Я не знал, целовал ее Ллев nos da или нет. Но наклонился на всякий случай. И теперь четко видел твердое суровое лицо. Один глаз красный, воспаленный. Птица клюнула? Здоровый глаз не выдавал никаких сомнений, что это Ллев наклоняется. Целуя ее в лоб, я уловил слабый запах лавки, торгующей битой птицей.

– Nos da, мам.

Вернувшись в кабинку Лльва, пережил краткий обморок. Упал на постель, отключился на одно биение сердца. Напряжение. Нельзя долго жить в таком напряжении. У мисс Эммет есть деньги от адвокатов. Полечу с ними до самого Кингстона, на Ямайку, там отдышусь перед следующим этапом. Но уеду как Ллев. Или, как минимум, буду Лльвом до убежища в зале посадки на международные рейсы. Уже большой парень, мам. Иду своим путем, ясно? Устроюсь. Может, женюсь. Даже имя сменю.
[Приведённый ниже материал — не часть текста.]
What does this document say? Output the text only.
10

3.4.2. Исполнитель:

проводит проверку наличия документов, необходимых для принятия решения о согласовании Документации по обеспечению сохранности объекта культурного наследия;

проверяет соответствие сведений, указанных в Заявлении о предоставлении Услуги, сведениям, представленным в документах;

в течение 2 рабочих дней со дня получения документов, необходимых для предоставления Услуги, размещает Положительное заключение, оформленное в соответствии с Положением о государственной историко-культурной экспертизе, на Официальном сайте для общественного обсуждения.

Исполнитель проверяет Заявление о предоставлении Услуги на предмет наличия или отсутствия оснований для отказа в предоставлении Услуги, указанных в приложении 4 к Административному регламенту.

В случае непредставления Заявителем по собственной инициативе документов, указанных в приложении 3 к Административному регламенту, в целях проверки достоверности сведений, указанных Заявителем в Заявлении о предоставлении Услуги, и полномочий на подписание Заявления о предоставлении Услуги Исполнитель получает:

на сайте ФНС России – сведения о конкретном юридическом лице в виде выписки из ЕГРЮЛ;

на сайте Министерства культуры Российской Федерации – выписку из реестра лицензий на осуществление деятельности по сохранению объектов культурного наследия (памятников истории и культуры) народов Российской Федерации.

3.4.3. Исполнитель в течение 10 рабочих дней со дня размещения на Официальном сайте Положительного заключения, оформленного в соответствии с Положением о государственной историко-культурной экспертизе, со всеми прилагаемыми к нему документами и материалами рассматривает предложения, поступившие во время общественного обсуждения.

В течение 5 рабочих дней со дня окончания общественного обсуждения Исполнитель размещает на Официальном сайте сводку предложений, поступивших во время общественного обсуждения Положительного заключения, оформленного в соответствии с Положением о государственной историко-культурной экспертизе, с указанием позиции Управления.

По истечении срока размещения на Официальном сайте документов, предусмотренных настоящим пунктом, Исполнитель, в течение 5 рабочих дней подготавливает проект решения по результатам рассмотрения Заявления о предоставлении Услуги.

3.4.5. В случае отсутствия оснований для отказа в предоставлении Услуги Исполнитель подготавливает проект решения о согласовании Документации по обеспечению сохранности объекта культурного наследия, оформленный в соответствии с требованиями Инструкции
Просвирное семя на белых любимых Тминных печсньицах для Жесткошерстного чижа Абердинежа

Но, лежа в постели с той самой записной книжкой, я обнаружил, что Сиб Легеру не дает больше полного отдохновения от оформившегося костлявого сумасшествия мира. Надо убрать Лльва, засунутого между произведениями, но, может быть, из-за той одинокой свечи, породившей гиньоль в стиле По, мне будет трудно выкинуть грубое трупное царство из всей этой свободной чистоты. Сон помог бы подумать о завтра как об отдельном периоде времени, в которое перекочуют все мои проблемы, но где нет сна, там нет и завтра. Проблемы остаются здесь и сейчас. Что я такого сделал, чем заслужил все эти проблемы?